New clinical practice guidelines on how to properly diagnose and treat Alpha-1 Antitrypsin Deficiency (Alpha-1) in adults have been published in the Journal of the COPD Foundation. The guidelines have been endorsed by the Alpha-1 Foundation Medical and Scientific Advisory Committee.
Based on the latest evidence and six years of work, the guidelines recommend best practices on testing for Alpha-1, managing Alpha-1 lung and liver disease, and when augmentation therapy should be prescribed, among other recommendations. They are intended to update and simplify a 2003 document from the American Thoracic Society and European Respiratory Society.
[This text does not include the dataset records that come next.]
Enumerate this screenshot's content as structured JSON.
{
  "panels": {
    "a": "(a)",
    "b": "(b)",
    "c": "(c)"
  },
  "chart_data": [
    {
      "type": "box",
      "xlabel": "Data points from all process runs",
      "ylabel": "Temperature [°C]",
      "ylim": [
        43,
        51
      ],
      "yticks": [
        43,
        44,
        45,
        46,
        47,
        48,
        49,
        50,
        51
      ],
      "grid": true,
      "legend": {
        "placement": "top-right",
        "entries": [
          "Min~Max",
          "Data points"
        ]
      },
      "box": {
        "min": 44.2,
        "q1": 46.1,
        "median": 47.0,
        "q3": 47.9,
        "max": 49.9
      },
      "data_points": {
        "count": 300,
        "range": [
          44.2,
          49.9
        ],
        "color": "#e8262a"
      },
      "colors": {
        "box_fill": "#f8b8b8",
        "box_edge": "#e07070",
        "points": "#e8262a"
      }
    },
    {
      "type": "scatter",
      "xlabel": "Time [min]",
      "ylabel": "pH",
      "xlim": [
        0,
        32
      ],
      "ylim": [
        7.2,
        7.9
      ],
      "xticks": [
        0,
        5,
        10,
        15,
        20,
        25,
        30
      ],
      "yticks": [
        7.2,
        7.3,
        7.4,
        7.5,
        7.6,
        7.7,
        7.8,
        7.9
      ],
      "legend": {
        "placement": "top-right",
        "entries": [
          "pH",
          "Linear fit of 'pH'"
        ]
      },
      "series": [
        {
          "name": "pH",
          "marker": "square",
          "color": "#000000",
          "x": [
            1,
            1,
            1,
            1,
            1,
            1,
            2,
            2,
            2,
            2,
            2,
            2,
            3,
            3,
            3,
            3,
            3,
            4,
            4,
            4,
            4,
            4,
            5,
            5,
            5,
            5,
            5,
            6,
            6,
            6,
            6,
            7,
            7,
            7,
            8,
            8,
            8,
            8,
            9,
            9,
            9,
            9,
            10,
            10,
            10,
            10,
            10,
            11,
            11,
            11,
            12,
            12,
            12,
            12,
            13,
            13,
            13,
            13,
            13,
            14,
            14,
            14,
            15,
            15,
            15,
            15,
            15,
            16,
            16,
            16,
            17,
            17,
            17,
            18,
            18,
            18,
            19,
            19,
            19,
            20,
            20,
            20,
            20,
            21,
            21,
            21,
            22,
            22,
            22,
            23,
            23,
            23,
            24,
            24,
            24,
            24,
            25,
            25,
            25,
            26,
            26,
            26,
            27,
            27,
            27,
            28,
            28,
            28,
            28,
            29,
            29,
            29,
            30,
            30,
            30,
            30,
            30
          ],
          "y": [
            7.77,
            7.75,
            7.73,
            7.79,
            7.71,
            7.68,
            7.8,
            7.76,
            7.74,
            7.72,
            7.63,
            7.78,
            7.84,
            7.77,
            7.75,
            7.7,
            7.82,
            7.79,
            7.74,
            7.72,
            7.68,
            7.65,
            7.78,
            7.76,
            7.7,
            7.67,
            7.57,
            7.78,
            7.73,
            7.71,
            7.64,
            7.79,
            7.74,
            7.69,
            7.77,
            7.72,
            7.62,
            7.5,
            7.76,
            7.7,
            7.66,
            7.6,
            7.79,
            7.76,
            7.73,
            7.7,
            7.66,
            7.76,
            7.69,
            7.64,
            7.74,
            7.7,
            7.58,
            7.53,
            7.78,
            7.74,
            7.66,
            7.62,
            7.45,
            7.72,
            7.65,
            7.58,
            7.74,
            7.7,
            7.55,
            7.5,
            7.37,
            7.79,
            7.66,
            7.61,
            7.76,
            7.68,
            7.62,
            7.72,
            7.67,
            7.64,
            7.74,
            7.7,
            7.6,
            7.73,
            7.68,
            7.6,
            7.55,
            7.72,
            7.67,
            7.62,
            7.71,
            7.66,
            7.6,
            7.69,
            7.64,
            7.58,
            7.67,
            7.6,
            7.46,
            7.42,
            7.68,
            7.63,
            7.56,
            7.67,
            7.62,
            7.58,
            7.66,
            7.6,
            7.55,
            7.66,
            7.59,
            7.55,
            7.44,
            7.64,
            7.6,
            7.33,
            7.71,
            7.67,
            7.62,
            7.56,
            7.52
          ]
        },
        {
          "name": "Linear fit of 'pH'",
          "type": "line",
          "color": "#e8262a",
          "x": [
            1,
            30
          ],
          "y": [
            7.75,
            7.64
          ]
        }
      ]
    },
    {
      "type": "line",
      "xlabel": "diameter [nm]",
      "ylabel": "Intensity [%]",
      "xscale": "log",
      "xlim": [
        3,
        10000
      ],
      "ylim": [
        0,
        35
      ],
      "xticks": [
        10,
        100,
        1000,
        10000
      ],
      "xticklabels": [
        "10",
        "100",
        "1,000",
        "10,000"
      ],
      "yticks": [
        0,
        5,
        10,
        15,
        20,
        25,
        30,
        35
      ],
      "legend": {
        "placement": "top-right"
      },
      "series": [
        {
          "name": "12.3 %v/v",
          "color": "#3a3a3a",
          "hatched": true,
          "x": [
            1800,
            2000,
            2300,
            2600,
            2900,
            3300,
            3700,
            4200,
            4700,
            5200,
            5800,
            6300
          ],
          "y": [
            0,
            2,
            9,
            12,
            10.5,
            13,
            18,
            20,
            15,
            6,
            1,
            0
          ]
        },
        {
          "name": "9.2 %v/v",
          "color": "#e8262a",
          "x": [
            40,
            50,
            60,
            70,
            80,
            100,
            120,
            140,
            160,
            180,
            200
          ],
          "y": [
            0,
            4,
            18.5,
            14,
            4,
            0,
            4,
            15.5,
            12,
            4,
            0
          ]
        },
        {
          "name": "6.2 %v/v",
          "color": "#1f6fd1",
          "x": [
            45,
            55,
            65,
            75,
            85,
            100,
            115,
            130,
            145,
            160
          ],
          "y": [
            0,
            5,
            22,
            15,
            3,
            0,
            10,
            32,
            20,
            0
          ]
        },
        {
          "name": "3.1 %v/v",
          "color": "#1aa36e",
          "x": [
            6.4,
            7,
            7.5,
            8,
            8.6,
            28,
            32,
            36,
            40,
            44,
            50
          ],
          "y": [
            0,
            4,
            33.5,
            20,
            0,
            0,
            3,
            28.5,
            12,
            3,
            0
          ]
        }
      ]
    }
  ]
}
“We believe the Summary of Recommendations of these guidelines is the most efficient tool that busy physicians have ever had to follow best practices in detection, diagnosis, and treatment of Alpha-1 in adults,” said Robert Sandhaus, MD, PhD, who co-chaired the Guidelines committee. “The Alpha-1 community has long needed more accessible guidelines based on the latest scientific literature.
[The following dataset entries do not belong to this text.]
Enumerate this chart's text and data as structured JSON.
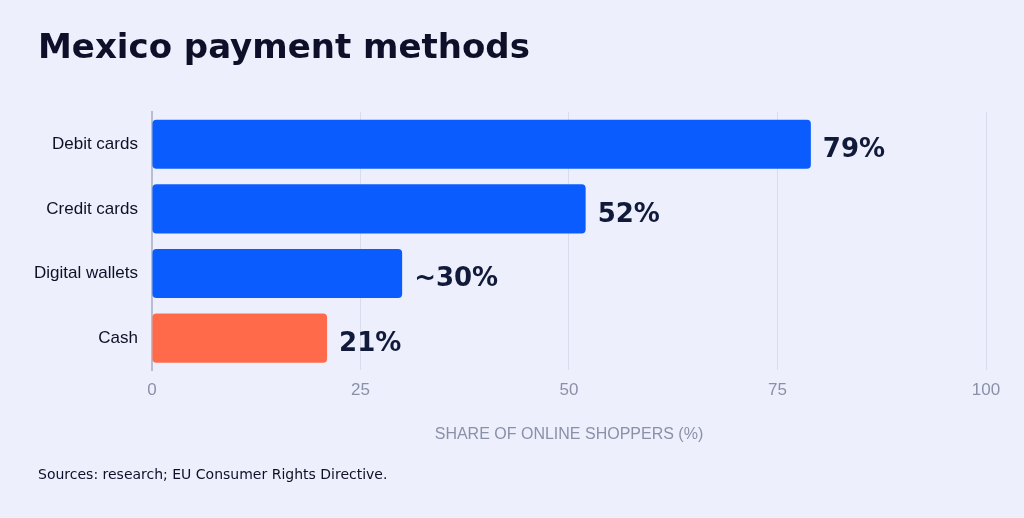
{
  "chart_data": {
    "type": "bar",
    "orientation": "horizontal",
    "title": "Mexico payment methods",
    "xlabel": "SHARE OF ONLINE SHOPPERS (%)",
    "categories": [
      "Debit cards",
      "Credit cards",
      "Digital wallets",
      "Cash"
    ],
    "values": [
      79,
      52,
      30,
      21
    ],
    "colors": [
      "#0a5cff",
      "#0a5cff",
      "#0a5cff",
      "#ff6b4a"
    ],
    "value_labels": [
      "79%",
      "52%",
      "~30%",
      "21%"
    ],
    "xlim": [
      0,
      100
    ],
    "xticks": [
      0,
      25,
      50,
      75,
      100
    ],
    "grid": "x",
    "legend": false,
    "annotations": [
      "Sources: research; EU Consumer Rights Directive."
    ]
  }
}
The new clinical guidelines were published in the July issue of Chronic Obstructive Lung Diseases: The Journal of the COPD Foundation. They recommend that anyone with chronic obstructive pulmonary disease should be tested for Alpha-1, regardless of age or ethnicity; that anyone with unexplained chronic liver disease should be tested for Alpha-1; and that parents, siblings, and children as well as extended family members of Alphas, or others with an abnormal alpha-1 gene, should receive genetic counseling and be offered testing for Alpha-1.